Of just four analysts covering the company, three have a Buy or Strong Buy rating. At a recent price of around $8.90 a share, the stock trades just below its median price target of $9.00. At the high price target of $11.00, the upside potential is 23.6%.
First-quarter revenue is forecast at $106.78 million, which would be up 6.1% sequentially but down 0.3% year over year. Analysts expect an adjusted loss of $0.01 per share, compared to a loss of $0.02 per share in the prior quarter and EPS of $0.04 in the year-ago quarter. For the full 2022 fiscal year, Frontline is expected to report EPS of $0.56, up from a loss per share of $0.28 in 2021, on revenue of $584.05 million, up 63.7%.
The stock trades at 15.9 times expected 2022 EPS and 7.2 times estimated 2023 earnings of $1.23 per share. Frontline’s 52-week trading range is $6.10 to $10.43. The company has suspended its dividend and was, therefore, not among the seven shipping stocks with massive dividends we recently reviewed. Total shareholder return for the past year was 6.63%.
Xpeng
China-based electric vehicle maker Xpeng Inc. (NYSE: XPEV) has seen its share price drop by about 13.6% over the past 12 months. Since putting up a 52-week high on November 30, the shares are down 57%. Xpeng is scheduled to report quarterly results before markets open on Monday.
Xpeng is included among the more than 80 Chinese companies threatened with delisting on U.S. exchanges for failing to meet federal accounting requirements. The company has until May 25 to dispute its inclusion on the SEC list.
All 17 analysts covering the stock have a Buy or Strong Buy rating. At a share price of around $23.60, the upside potential based on a median price target of $47.46 is 101%. At the high price target of $63.64, the upside potential is almost 170%.
First-quarter revenue is forecast at $1.1 billion, down 18% sequentially and 62.7% lower year over year. The company’s adjusted loss per share is forecast at $0.30, compared to a per-share loss of $0.11 in the prior quarter. A year ago, Xpeng reported a loss per share of $0.88 in the March quarter. For full fiscal 2022, the company is expected to post a loss per share of $0.93, compared with 2021’s loss of $0.81 per share, on sales of $6.3 billion, up 90.8%.
Xpeng is not expected to report a profit in 2022 or 2023. The stock trades at 227.6 times estimated 2024 EPS of $0.10. The stock’s 52-week range is $18.01 to $56.45. Xpeng does not pay a dividend, and total shareholder return for the past year is negative 14.6%.
Zoom Video
Over the past 12 months, shares of Zoom Video Communications Inc. (NASDAQ: ZM) have dropped by almost 71%. Since posting a 12-month high in early July of last year, the stock is down by 77%. The company has so far failed to convince investors that it has a plan for growth that doesn’t include a pandemic and a lot of free money sloshing around for people to invest. Zoom’s outlook is further fogged by having to face Microsoft as its chief competitor. The company reports results late Monday.
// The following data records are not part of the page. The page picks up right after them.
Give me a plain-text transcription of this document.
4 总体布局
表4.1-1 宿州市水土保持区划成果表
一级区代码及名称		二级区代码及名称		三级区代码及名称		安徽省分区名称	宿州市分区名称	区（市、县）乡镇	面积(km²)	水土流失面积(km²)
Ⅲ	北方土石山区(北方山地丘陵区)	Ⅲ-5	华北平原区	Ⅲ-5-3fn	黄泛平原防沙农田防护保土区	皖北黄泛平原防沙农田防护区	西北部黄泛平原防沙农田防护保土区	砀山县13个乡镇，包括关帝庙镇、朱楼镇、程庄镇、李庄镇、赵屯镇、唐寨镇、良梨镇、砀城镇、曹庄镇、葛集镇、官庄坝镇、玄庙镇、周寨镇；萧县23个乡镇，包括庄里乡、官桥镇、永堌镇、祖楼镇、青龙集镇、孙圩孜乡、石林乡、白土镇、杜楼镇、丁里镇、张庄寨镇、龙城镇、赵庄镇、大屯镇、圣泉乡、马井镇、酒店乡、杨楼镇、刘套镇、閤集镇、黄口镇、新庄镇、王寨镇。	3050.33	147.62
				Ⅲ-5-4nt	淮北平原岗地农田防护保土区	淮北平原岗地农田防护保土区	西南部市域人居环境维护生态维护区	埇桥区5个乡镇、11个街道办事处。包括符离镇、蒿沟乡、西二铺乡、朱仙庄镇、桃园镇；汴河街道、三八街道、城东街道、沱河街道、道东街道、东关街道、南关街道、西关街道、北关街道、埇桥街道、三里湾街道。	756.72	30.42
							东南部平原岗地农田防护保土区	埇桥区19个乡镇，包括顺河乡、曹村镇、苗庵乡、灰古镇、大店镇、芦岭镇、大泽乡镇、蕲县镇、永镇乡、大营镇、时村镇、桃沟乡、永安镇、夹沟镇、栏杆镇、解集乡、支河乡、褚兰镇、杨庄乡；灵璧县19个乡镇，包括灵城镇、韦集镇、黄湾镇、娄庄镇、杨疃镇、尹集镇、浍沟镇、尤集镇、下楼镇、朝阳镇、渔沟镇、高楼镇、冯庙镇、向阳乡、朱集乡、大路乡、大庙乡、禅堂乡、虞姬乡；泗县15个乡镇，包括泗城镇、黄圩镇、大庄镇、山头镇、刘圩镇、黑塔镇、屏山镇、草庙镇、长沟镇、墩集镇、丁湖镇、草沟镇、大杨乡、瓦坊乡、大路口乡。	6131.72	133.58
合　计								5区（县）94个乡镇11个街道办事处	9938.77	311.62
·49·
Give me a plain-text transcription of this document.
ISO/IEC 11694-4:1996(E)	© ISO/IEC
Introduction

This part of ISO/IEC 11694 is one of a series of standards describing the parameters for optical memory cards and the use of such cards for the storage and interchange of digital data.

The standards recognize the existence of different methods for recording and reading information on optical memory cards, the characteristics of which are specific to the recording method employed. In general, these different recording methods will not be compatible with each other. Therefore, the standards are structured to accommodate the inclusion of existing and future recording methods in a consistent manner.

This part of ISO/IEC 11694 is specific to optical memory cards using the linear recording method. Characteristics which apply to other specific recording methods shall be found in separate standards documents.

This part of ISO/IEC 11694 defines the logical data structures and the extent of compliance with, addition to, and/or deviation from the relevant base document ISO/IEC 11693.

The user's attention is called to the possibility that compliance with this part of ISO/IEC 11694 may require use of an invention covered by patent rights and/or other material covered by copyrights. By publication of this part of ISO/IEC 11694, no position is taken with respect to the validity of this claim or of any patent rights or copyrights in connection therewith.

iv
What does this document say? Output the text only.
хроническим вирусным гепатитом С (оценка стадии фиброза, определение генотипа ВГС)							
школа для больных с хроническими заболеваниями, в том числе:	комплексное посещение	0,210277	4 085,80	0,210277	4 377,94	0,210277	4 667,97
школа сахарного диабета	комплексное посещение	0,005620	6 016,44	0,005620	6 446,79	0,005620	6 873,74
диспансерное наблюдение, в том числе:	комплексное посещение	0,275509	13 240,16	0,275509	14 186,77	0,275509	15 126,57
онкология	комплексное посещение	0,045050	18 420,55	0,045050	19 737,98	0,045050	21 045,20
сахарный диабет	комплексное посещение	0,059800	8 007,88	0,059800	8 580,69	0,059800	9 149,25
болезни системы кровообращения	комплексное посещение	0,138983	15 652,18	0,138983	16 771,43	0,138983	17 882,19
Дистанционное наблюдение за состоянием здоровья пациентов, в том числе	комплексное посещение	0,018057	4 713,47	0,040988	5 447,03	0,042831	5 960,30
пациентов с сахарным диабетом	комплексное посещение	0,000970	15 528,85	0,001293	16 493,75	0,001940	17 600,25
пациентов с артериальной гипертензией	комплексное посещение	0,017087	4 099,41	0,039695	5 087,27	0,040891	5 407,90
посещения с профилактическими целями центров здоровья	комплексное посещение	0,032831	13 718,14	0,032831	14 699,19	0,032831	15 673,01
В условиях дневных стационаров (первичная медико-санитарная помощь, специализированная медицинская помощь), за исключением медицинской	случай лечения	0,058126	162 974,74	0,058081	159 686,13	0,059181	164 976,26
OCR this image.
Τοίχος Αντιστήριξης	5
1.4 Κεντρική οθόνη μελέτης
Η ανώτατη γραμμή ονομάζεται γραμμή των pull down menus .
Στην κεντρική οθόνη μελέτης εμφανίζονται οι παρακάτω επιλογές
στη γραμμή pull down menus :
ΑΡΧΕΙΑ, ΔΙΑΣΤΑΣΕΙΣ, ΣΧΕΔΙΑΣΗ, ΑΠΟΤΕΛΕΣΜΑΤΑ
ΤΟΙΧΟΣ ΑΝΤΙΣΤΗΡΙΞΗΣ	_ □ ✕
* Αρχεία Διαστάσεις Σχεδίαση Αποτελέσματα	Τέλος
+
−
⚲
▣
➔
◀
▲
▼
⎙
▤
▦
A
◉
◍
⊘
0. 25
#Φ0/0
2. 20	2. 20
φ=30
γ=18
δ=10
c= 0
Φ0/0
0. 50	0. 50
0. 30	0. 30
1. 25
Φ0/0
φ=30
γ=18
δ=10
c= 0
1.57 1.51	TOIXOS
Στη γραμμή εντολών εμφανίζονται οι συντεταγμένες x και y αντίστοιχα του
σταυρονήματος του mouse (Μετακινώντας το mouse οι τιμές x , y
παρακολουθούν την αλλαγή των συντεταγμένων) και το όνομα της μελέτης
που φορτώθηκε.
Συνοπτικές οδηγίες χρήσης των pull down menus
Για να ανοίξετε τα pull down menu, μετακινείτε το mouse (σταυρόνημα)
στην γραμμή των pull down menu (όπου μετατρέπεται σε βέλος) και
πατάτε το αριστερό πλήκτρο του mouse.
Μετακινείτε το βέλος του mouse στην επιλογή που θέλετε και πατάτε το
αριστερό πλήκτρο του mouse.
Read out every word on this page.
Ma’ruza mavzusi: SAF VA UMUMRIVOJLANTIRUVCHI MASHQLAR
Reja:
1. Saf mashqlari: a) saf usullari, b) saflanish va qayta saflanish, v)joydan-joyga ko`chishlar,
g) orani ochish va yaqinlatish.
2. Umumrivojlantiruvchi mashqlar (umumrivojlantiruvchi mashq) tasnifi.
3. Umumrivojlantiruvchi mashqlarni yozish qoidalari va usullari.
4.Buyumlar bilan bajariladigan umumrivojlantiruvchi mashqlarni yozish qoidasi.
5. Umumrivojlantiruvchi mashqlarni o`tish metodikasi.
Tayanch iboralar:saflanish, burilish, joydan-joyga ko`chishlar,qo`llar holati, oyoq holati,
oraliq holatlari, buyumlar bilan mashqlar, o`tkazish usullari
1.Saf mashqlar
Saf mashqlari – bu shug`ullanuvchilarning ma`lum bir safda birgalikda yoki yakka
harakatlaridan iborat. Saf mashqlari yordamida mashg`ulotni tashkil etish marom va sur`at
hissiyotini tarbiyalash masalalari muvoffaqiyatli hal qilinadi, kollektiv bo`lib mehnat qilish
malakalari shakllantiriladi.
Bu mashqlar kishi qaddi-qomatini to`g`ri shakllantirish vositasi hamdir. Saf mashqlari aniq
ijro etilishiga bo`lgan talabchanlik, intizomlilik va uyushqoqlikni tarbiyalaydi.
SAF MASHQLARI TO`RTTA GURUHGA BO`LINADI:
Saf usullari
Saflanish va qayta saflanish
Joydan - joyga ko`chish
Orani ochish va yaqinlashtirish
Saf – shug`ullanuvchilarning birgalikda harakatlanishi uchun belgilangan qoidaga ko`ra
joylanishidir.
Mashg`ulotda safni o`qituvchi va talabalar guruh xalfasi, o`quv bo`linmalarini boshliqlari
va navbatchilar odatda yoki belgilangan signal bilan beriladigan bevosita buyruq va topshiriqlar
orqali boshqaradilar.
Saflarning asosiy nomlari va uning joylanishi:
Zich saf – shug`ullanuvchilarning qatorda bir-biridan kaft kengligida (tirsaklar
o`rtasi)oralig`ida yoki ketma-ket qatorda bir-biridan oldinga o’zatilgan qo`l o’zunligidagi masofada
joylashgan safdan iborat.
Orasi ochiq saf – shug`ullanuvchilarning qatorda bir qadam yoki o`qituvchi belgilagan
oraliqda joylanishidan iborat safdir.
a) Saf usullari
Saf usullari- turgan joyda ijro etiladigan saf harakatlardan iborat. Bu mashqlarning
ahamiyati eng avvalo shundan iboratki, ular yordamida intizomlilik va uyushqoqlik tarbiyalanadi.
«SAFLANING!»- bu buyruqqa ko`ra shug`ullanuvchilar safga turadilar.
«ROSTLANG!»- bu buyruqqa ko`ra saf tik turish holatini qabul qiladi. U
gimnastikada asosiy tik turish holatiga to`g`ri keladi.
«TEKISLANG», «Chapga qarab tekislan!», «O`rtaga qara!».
Analysts are showing mixed sentiment on the stock, with 15 Hold ratings, 10 Buy ratings and four Strong Buy ratings out of a total of 30 brokerages covering the stock. At a share price of around $90.90, the upside potential based on a median price target of $150.00 is 65%. At the high price target of $295.00, the upside potential is 225%.
First-quarter revenue is forecast at $1.07 billion, up 0.2% sequentially and 11.9% year over year. Adjusted EPS are pegged at $0.88, down 32.1% sequentially and 33.3% lower year over year. For the full 2023 fiscal year ending in January, current estimates call for EPS of $4.08, down 29.3%, on sales of $4.54 billion, up 10.8%.
The stock trades at 25.4 times expected 2023 EPS, 22.3 times estimated 2024 earnings of $4.08 and 21.7 times estimated 2025 earnings of $4.19 per share. The stock’s 52-week range is $79.03 to $406.48. Zoom does not pay a dividend, and total shareholder return for the past year is negative 70.7%.